Il ventre molle dell’impero romano è stata la regione tra il Norico a Nord e la Pannonia a Est. Quindi Aquileia, ricco mercato verso le regioni ultime aggiunte al territorio dell’impero, andava protetto e addirittura valorizzato con la costruzione di strade comode per sostituire le vetuste carrareccie e con valli di difesa e sbarramento. Verso Emona, l’odierna Lubiana, la via Postumia assicurava i traffici verso la Pannonia e, ancora a Postumia – vero snodo stradale – si dipartivano i valli e i castra difensivi, con l’assembramento rilevante di truppe inquadrate nelle legioni di stanza nella Regio Venetia et Histria.
Si possono visitare ancor oggi la fortificazione di Piro (sopra Vipacco) e la strada che prosegue fino a Vrhnika, l’antica Nauportus, in prossimità di Lubiana. Costruzioni già studiate da Kandler e dal reverendo Hitzinger, sodale dello storico triestino, che fissò date abbastanza verisimili per i castelli lungo la via che arrivava a Emona, passando alle spalle del monte Nanos. A proposito del Nanos: la zona è stata nei secoli cruciale per il passaggio di bande armate, di avanguardie di eserciti in cerca di foraggi e dotazioni militari. A Podnanos si trovano esempi di caseforti attrezzate non molti secoli fa, costruzioni difensive in funzione di invasioni turchesche e di passaggi dei pirati adriatici.
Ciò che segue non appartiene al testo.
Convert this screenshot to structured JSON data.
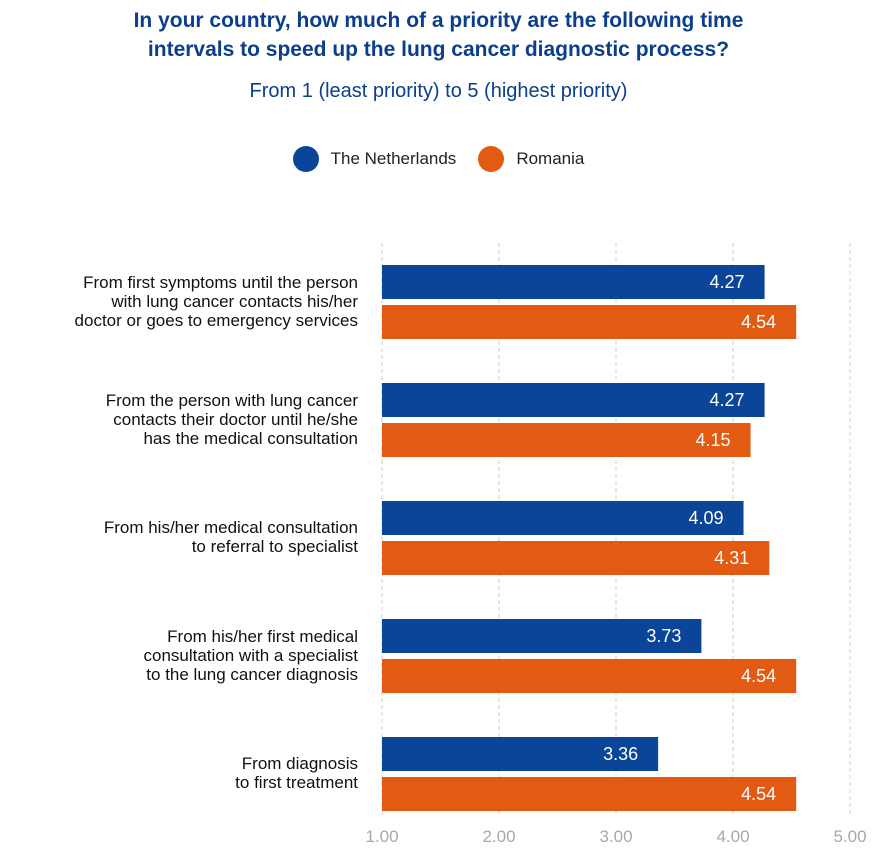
{
  "chart_data": {
    "type": "bar",
    "orientation": "horizontal",
    "title_lines": [
      "In your country, how much of a priority are the following time",
      "intervals to speed up the lung cancer diagnostic process?"
    ],
    "subtitle": "From 1 (least priority) to 5 (highest priority)",
    "legend_position": "top-center",
    "grid": "vertical-dashed",
    "categories": [
      [
        "From first symptoms until the person",
        "with lung cancer contacts his/her",
        "doctor or goes to emergency services"
      ],
      [
        "From the person with lung cancer",
        "contacts their doctor until he/she",
        "has the medical consultation"
      ],
      [
        "From his/her medical consultation",
        "to referral to specialist"
      ],
      [
        "From his/her first medical",
        "consultation with a specialist",
        "to the lung cancer diagnosis"
      ],
      [
        "From diagnosis",
        "to first treatment"
      ]
    ],
    "series": [
      {
        "name": "The Netherlands",
        "color": "#0b4599",
        "values": [
          4.27,
          4.27,
          4.09,
          3.73,
          3.36
        ],
        "labels": [
          "4.27",
          "4.27",
          "4.09",
          "3.73",
          "3.36"
        ]
      },
      {
        "name": "Romania",
        "color": "#e35a12",
        "values": [
          4.54,
          4.15,
          4.31,
          4.54,
          4.54
        ],
        "labels": [
          "4.54",
          "4.15",
          "4.31",
          "4.54",
          "4.54"
        ]
      }
    ],
    "xlim": [
      1.0,
      5.0
    ],
    "xticks": [
      1,
      2,
      3,
      4,
      5
    ],
    "xtick_labels": [
      "1.00",
      "2.00",
      "3.00",
      "4.00",
      "5.00"
    ]
  }
}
La Regio Venetia et Histria è stata anche una delle zone di arruolamento di legionari, chiamati a difendere i confini dell’impero già sotto Marco Aurelio. L’imperatore Probo, nativo dell’attuale Srpska Mitrovica, aveva capito che un esercito senza nutrimenti non regge. Allora aveva fatto studiare un vitigno che potesse rappresentare un simbolo del passaggio di Roma per terre inospitali che però fosse anche di utilità ai legionari chiamati a compiti pericolosi e di lunga durata. Non partivano più anfore e anche le prime botti in legno piene di vino in direzione di Vindobona (Vienna) nel Norico o verso la Pannonia ma il vino lo si doveva fare sul posto incalmando vitigni locali, adusi a climi non troppo miti, con i Falerni, l’Ellenicum della zona napoletana e pugliese che l’imperatore faceva arrivare.
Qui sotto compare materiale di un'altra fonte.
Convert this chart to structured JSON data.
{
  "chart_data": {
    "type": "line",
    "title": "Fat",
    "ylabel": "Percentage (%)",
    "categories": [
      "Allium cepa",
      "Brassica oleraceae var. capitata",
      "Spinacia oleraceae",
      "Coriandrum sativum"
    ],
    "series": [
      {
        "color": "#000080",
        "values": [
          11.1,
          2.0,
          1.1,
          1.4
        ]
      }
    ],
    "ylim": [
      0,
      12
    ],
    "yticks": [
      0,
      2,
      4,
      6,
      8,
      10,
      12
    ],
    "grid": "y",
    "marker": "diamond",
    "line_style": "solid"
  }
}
Dal Nord Est dell’impero i vitigni hanno fatto la strada assieme alle legioni romane e sono finiti nelle Gallie, in Germania attorno alle rive del Reno e della Mosella, in Pannonia, nel Burgeland austriaco affiancando il letto del Danubio. Gli accampamenti stabili delle legioni – di tanti veterani con mogli e figli che sono diventati coloni alla fine della ferma – si contano a decine e vi alloggiavano la II e III Adiutrix, la I e II Italica, la Gemina, la Pannonica, la IV Flavia e la VII Claudia: più di 100 mila militari che condivano col Garum e bevevano moltissimo vino. Certi nomi di vitigno tradiscono l’antichità dell’origine – come stanno dimostrando le ricerche sul Dna fatte a Pavia e nelle università della California – se solo si pensa al Traminer che deriva da Terminus (confine), i vini di Borgogna impiegano i vitigni Romain e Cesar confluiti nel Pinot Noir, al Nord l’Argitis si associa all’Heunish (che sarebbe l’Unno, cioè la terra di Pannonia) per i Riesling; il Cordonnacum nato tra Croazia e Ungheria è diventato Chardonnay.
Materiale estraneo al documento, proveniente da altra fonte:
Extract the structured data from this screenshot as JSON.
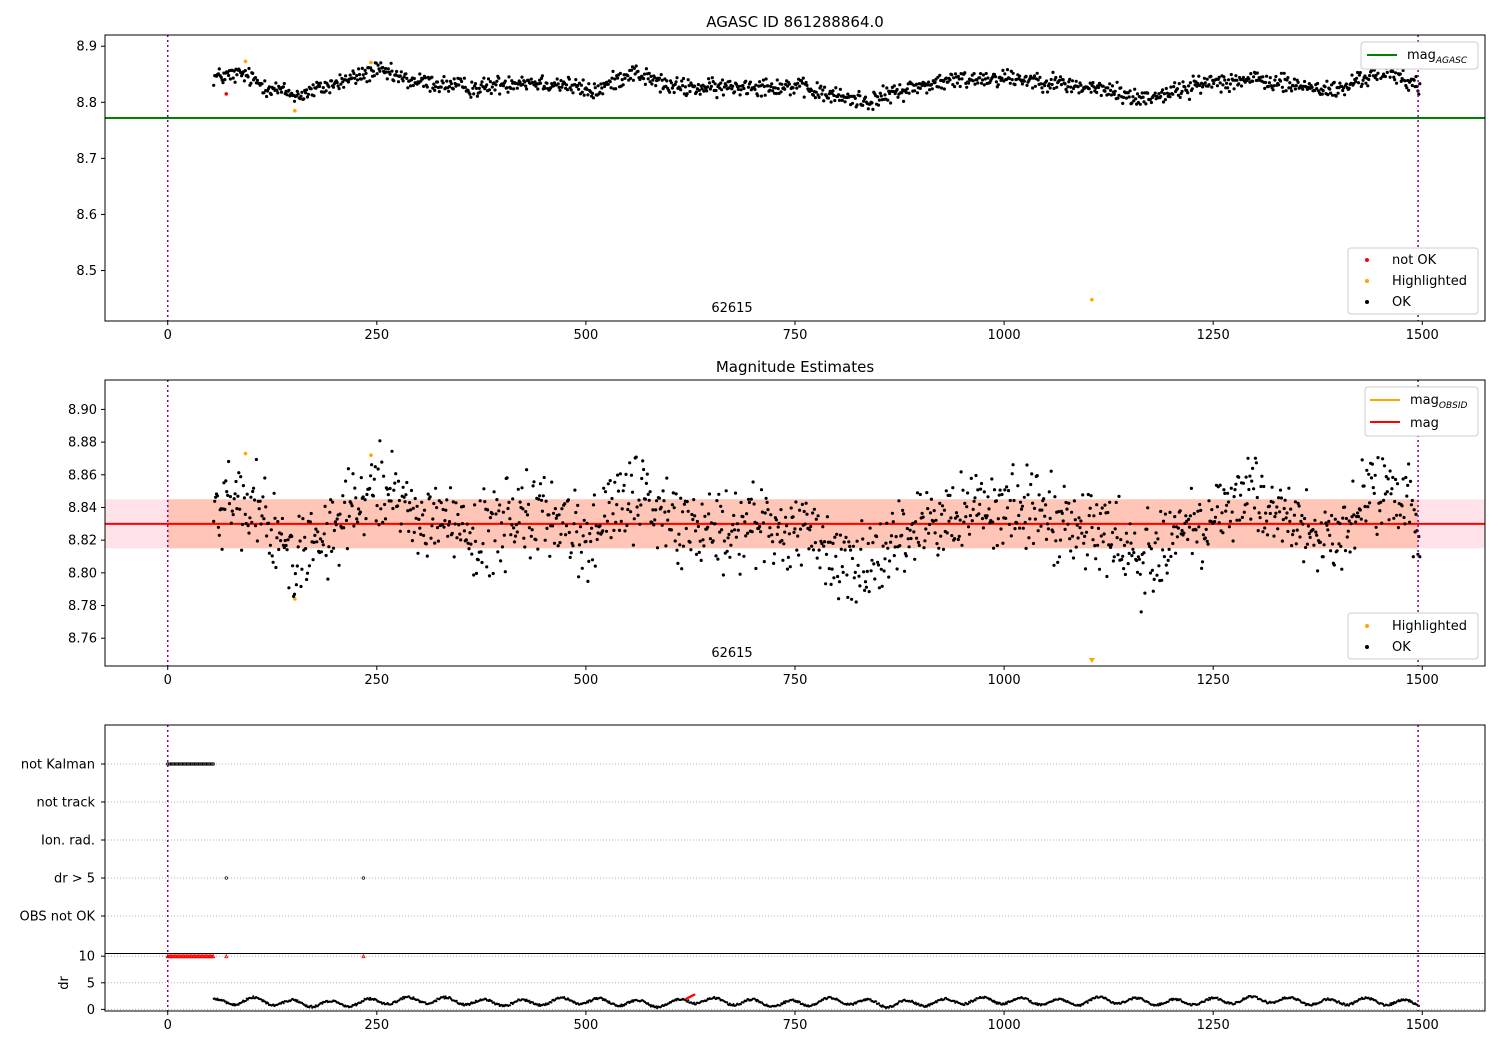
{
  "chart_data": [
    {
      "type": "scatter",
      "title": "AGASC ID 861288864.0",
      "xlim": [
        -75,
        1575
      ],
      "ylim": [
        8.41,
        8.92
      ],
      "x_ticks": [
        "0",
        "250",
        "500",
        "750",
        "1000",
        "1250",
        "1500"
      ],
      "y_ticks": [
        "8.9",
        "8.8",
        "8.7",
        "8.6",
        "8.5"
      ],
      "grid": false,
      "obsid_label": "62615",
      "vlines": [
        0,
        1495
      ],
      "hlines": [
        {
          "name": "mag_AGASC",
          "y": 8.772,
          "color": "#008000",
          "x_range": [
            -75,
            1575
          ]
        }
      ],
      "legend_lines": {
        "position": "top-right",
        "entries": [
          {
            "label": "mag",
            "sub": "AGASC",
            "color": "#008000"
          }
        ]
      },
      "legend_points": {
        "position": "bottom-right",
        "entries": [
          {
            "label": "not OK",
            "color": "#ff0000"
          },
          {
            "label": "Highlighted",
            "color": "#ffa500"
          },
          {
            "label": "OK",
            "color": "#000000"
          }
        ]
      },
      "series": [
        {
          "name": "not OK",
          "color": "#ff0000",
          "points": [
            [
              70,
              8.815
            ]
          ]
        },
        {
          "name": "Highlighted",
          "color": "#ffa500",
          "points": [
            [
              93,
              8.873
            ],
            [
              152,
              8.785
            ],
            [
              243,
              8.871
            ],
            [
              1105,
              8.448
            ]
          ]
        },
        {
          "name": "OK",
          "color": "#000000",
          "trend": [
            [
              55,
              8.845
            ],
            [
              90,
              8.85
            ],
            [
              115,
              8.83
            ],
            [
              155,
              8.812
            ],
            [
              200,
              8.833
            ],
            [
              250,
              8.857
            ],
            [
              290,
              8.838
            ],
            [
              370,
              8.825
            ],
            [
              420,
              8.838
            ],
            [
              475,
              8.832
            ],
            [
              510,
              8.818
            ],
            [
              555,
              8.855
            ],
            [
              600,
              8.828
            ],
            [
              650,
              8.825
            ],
            [
              700,
              8.83
            ],
            [
              750,
              8.828
            ],
            [
              800,
              8.81
            ],
            [
              840,
              8.802
            ],
            [
              880,
              8.822
            ],
            [
              920,
              8.835
            ],
            [
              960,
              8.842
            ],
            [
              1000,
              8.845
            ],
            [
              1050,
              8.838
            ],
            [
              1080,
              8.83
            ],
            [
              1130,
              8.82
            ],
            [
              1160,
              8.806
            ],
            [
              1200,
              8.818
            ],
            [
              1250,
              8.838
            ],
            [
              1300,
              8.84
            ],
            [
              1350,
              8.83
            ],
            [
              1400,
              8.82
            ],
            [
              1430,
              8.845
            ],
            [
              1460,
              8.855
            ],
            [
              1495,
              8.83
            ]
          ],
          "x_range": [
            55,
            1497
          ],
          "count": 1300,
          "spread": 0.008
        }
      ]
    },
    {
      "type": "scatter",
      "title": "Magnitude Estimates",
      "xlim": [
        -75,
        1575
      ],
      "ylim": [
        8.743,
        8.918
      ],
      "x_ticks": [
        "0",
        "250",
        "500",
        "750",
        "1000",
        "1250",
        "1500"
      ],
      "y_ticks": [
        "8.90",
        "8.88",
        "8.86",
        "8.84",
        "8.82",
        "8.80",
        "8.78",
        "8.76"
      ],
      "grid": false,
      "obsid_label": "62615",
      "vlines": [
        0,
        1495
      ],
      "hlines": [
        {
          "name": "mag_OBSID",
          "y": 8.83,
          "color": "#ffa500",
          "x_range": [
            0,
            1495
          ]
        },
        {
          "name": "mag",
          "y": 8.83,
          "color": "#ff0000",
          "x_range": [
            -75,
            1575
          ]
        }
      ],
      "bands": [
        {
          "name": "mag band",
          "y_range": [
            8.815,
            8.845
          ],
          "x_range": [
            -75,
            1575
          ],
          "color": "#ffc0cb"
        },
        {
          "name": "mag_OBSID band",
          "y_range": [
            8.815,
            8.845
          ],
          "x_range": [
            0,
            1495
          ],
          "color": "#ffa07a"
        }
      ],
      "legend_lines": {
        "position": "top-right",
        "entries": [
          {
            "label": "mag",
            "sub": "OBSID",
            "color": "#ffa500"
          },
          {
            "label": "mag",
            "sub": "",
            "color": "#ff0000"
          }
        ]
      },
      "legend_points": {
        "position": "bottom-right",
        "entries": [
          {
            "label": "Highlighted",
            "color": "#ffa500"
          },
          {
            "label": "OK",
            "color": "#000000"
          }
        ]
      },
      "series": [
        {
          "name": "Highlighted",
          "color": "#ffa500",
          "points": [
            [
              93,
              8.873
            ],
            [
              152,
              8.784
            ],
            [
              243,
              8.872
            ]
          ],
          "offscale": [
            {
              "x": 1105,
              "marker": "triangle-down"
            }
          ]
        },
        {
          "name": "OK",
          "color": "#000000",
          "trend": [
            [
              55,
              8.84
            ],
            [
              90,
              8.845
            ],
            [
              115,
              8.83
            ],
            [
              155,
              8.81
            ],
            [
              200,
              8.83
            ],
            [
              250,
              8.857
            ],
            [
              290,
              8.838
            ],
            [
              370,
              8.822
            ],
            [
              420,
              8.835
            ],
            [
              475,
              8.832
            ],
            [
              510,
              8.818
            ],
            [
              555,
              8.85
            ],
            [
              600,
              8.83
            ],
            [
              650,
              8.825
            ],
            [
              700,
              8.832
            ],
            [
              750,
              8.828
            ],
            [
              800,
              8.81
            ],
            [
              840,
              8.803
            ],
            [
              880,
              8.822
            ],
            [
              920,
              8.835
            ],
            [
              960,
              8.84
            ],
            [
              1000,
              8.843
            ],
            [
              1050,
              8.835
            ],
            [
              1080,
              8.828
            ],
            [
              1130,
              8.818
            ],
            [
              1160,
              8.808
            ],
            [
              1200,
              8.82
            ],
            [
              1250,
              8.838
            ],
            [
              1300,
              8.842
            ],
            [
              1350,
              8.83
            ],
            [
              1400,
              8.82
            ],
            [
              1430,
              8.843
            ],
            [
              1460,
              8.852
            ],
            [
              1495,
              8.828
            ]
          ],
          "x_range": [
            55,
            1497
          ],
          "count": 1300,
          "spread": 0.012
        }
      ]
    },
    {
      "type": "scatter",
      "title": "",
      "xlim": [
        -75,
        1575
      ],
      "x_ticks": [
        "0",
        "250",
        "500",
        "750",
        "1000",
        "1250",
        "1500"
      ],
      "vlines": [
        0,
        1495
      ],
      "flag_rows": [
        "not Kalman",
        "not track",
        "Ion. rad.",
        "dr > 5",
        "OBS not OK"
      ],
      "flags": [
        {
          "row": "not Kalman",
          "x_range": [
            0,
            55
          ],
          "color": "#000000"
        },
        {
          "row": "dr > 5",
          "points": [
            70,
            234
          ],
          "color": "#000000"
        }
      ],
      "dr": {
        "ylabel": "dr",
        "ylim": [
          -0.3,
          10.6
        ],
        "y_ticks": [
          "10",
          "5",
          "0"
        ],
        "capped": {
          "value": 10,
          "color": "#ff0000",
          "x_range": [
            0,
            55
          ],
          "points": [
            70,
            234
          ]
        },
        "segments_x_range": [
          55,
          1497
        ],
        "trend": [
          [
            55,
            1.3
          ],
          [
            100,
            1.7
          ],
          [
            140,
            1.2
          ],
          [
            200,
            1.0
          ],
          [
            260,
            1.6
          ],
          [
            310,
            1.8
          ],
          [
            380,
            1.3
          ],
          [
            430,
            1.2
          ],
          [
            480,
            1.7
          ],
          [
            540,
            1.3
          ],
          [
            600,
            0.9
          ],
          [
            620,
            1.8
          ],
          [
            680,
            1.4
          ],
          [
            740,
            1.0
          ],
          [
            800,
            1.7
          ],
          [
            860,
            1.0
          ],
          [
            920,
            1.3
          ],
          [
            960,
            1.7
          ],
          [
            1020,
            1.6
          ],
          [
            1080,
            1.2
          ],
          [
            1120,
            1.8
          ],
          [
            1200,
            1.3
          ],
          [
            1260,
            1.6
          ],
          [
            1320,
            1.9
          ],
          [
            1380,
            1.3
          ],
          [
            1430,
            1.6
          ],
          [
            1497,
            1.1
          ]
        ],
        "highlight_red": {
          "x_range": [
            620,
            630
          ],
          "y": 2.8
        },
        "color": "#000000"
      }
    }
  ]
}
La viticoltura romana è rimasta tale fino all’inizio della piccola glaciazione del XIII secolo. A fine glaciazione, le viti rimaste hanno subìto la devastazione della peronospera e il rinforzo delle viti americane, talché oggidì i vini sono del tutto diversi da quelli antichi. Ma – fatti con gli accorgimenti e la sapienza dei tecnici attuali – risultano molto suadenti al nostro palato.